Le groupe stéphanois va vendre les murs de treize « Géant Casino », trois « Hyper Casino » et dix « supermarchés Casino », principalement situés en province dans des « zones historiques du groupe ». L’argent récolté permet d’atteindre le 1,5 milliard d’euros du plan de cession d’actifs non-stratégiques, fixé en juin 2018 afin de désendetter le groupe.

Sortir de l’ornière

Les six hypermarchés, dont la vente pour un peu plus de 100 millions à des adhérents Leclerc a été annoncée samedi, comptaient « parmi les moins performants ». Pour Vincent Gusdorf, de l’agence Moody’s, « vendre des hypermarchés en perte va légèrement améliorer la profitabilité », mais « la structure actionnariale de Casino reste fragile ».

Toute la grande distribution veut réorganiser son parc de magasins pour sortir de l’ornière au moment où les Français ont tendance à bouder les grandes surfaces.
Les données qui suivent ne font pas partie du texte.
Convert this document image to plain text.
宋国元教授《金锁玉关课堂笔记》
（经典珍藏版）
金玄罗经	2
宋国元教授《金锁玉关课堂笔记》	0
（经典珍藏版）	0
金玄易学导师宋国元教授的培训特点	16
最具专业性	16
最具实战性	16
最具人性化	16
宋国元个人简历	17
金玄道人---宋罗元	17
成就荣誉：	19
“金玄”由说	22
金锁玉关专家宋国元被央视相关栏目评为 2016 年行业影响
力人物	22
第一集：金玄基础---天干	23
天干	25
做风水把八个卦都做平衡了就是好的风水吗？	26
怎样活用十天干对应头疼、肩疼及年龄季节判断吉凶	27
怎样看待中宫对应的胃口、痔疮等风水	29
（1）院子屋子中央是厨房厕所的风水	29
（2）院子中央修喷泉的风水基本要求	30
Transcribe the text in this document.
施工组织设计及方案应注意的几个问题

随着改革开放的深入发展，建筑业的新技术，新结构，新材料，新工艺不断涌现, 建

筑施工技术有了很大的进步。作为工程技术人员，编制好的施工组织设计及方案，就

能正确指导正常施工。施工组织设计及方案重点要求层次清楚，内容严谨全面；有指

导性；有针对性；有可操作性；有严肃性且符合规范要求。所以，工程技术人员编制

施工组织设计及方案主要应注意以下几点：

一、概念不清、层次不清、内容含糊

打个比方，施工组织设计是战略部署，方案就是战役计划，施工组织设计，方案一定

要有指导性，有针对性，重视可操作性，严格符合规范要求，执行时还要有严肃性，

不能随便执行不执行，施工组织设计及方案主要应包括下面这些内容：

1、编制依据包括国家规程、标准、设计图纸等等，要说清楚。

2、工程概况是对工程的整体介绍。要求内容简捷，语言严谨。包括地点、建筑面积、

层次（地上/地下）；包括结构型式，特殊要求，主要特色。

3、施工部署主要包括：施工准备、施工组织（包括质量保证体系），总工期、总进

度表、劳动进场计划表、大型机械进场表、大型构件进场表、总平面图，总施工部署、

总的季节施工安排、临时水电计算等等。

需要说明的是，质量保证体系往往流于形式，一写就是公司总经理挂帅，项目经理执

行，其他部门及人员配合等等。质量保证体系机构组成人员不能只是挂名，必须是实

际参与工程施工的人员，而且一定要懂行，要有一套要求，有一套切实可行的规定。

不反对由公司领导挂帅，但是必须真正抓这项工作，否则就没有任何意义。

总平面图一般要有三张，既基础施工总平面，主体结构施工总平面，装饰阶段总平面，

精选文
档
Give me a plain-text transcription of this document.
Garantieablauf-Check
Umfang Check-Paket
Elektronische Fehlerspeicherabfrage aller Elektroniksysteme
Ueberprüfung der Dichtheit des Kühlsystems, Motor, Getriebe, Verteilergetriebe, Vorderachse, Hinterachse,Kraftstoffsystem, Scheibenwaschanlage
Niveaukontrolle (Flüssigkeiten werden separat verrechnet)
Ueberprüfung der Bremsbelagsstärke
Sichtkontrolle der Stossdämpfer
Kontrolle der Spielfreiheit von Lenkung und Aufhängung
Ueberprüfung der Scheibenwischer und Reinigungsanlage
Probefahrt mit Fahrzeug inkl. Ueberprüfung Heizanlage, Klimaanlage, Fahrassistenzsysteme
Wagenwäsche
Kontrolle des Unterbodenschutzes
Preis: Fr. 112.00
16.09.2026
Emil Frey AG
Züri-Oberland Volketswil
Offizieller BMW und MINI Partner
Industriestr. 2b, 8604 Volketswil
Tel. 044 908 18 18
Selon une enquête de l’Obsoco, Observatoire société et consommation, sur les dix-sept formats de magasins alimentaires présents en France, « le commerce de précision » s’affirme face à la distribution de masse.

Les formats segmentants marquent des points

Les hypermarchés et supermarchés restent certes les plus fréquemment et massivement fréquentés par les Français, mais « la dynamique de fréquentation est clairement orientée en faveur de formats commerciaux les plus segmentants » : marchés, petits producteurs, artisans, magasins bio…

Ce sont ces formats-là qui bénéficient des meilleures appréciations des 3 624 personnes interrogées pour cette étude, précise le cofondateur de l’Obsoco, Philippe Moati : « La fuite de la clientèle des hypermarchés s’explique parce que ces grandes surfaces ne sont pas aussi pertinentes en termes de valeur ni d’offre. »

« Avancer masqué »

« Les enseignes doivent changer et aller vers de nouveaux formats, insiste Philippe Moati, quitte à avancer masqués, comme Casino avec Naturalia », une enseigne bio qui appartient à Monoprix, elle-même filiale du groupe Casino.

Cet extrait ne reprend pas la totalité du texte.